Les chaînes d’information en continu hiérarchisent rarement l’information ; l’événement prime et s’impose en un flot continu au mépris du nécessaire recul et de la mise en perspective pour que le téléspectateur ne s’y perde pas dans la profusion des faits (on a pu parler d’obésité de l’information).

Les bandeaux défilants qui prennent place sur le bas de l’écran sont de la même veine que les comptes Twitter ; le nombre de signes y est tellement limité qu’il dénature la notion d’information, au risque parfois de provoquer des rapprochements dangereux.

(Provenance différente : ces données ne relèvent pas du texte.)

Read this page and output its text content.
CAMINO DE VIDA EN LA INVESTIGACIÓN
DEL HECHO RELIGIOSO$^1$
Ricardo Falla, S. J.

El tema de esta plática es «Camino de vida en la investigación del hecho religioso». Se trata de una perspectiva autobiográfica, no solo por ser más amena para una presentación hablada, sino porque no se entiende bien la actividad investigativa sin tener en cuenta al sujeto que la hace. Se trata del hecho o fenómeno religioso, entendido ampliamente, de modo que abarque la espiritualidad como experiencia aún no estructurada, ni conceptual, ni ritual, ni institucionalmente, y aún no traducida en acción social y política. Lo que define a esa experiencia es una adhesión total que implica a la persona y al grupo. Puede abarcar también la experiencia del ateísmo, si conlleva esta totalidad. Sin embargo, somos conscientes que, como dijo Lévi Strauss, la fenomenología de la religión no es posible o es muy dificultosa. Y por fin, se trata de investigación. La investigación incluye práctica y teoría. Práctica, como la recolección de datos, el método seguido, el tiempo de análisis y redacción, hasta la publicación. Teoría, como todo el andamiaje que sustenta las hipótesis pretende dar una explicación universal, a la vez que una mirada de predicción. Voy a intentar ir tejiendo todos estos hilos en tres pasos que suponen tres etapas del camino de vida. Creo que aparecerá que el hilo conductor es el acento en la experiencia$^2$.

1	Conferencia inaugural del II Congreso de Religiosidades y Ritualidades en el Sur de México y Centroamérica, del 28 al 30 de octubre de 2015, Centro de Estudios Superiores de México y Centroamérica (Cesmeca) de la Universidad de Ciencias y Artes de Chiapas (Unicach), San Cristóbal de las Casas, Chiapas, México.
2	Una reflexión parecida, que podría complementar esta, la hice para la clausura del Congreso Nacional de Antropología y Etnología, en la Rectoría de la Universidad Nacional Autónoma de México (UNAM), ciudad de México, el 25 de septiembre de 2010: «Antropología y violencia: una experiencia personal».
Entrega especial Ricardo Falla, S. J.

Ainsi, hier sur franceinfo, un bandeau annonçait que les Etats-Unis avaient débloqué une nouvelle aide à l’Ukraine d’un montant de 2,6 milliards ; le bandeau suivant, lui, faisait état d’une suppression de 1500 emplois au comité international de la Croix Rouge (CICR), faute de fonds suffisants.

On peut en conclure que, si l’argent coule à flot pour la guerre, c’est au détriment des actions humanitaires. Mais le téléspectateur, lui, ne fera pas le rapprochement entre les deux informations ; il est happé par le rythme effréné de renouvellement des bandeaux. Il passera de la lecture de leurs quelques mots aux images-chocs dont ce type de chaînes raffole. Le temps de la réflexion est banni sur ces chaînes.

Les journalistes de la chaîne, pas plus mauvais que d’autres (notamment sur franceinfo), sont tellement obnubilés par la rapidité avec laquelle ils doivent réagir pour éviter d’être les derniers à relayer l’information, que, dans l’exemple cité, ils ne se sont pas rendus compte de l’énormité du rapprochement incongru des deux bandeaux.

C’est tout le processus de fabrication de l’information qui est ainsi mis en accusation.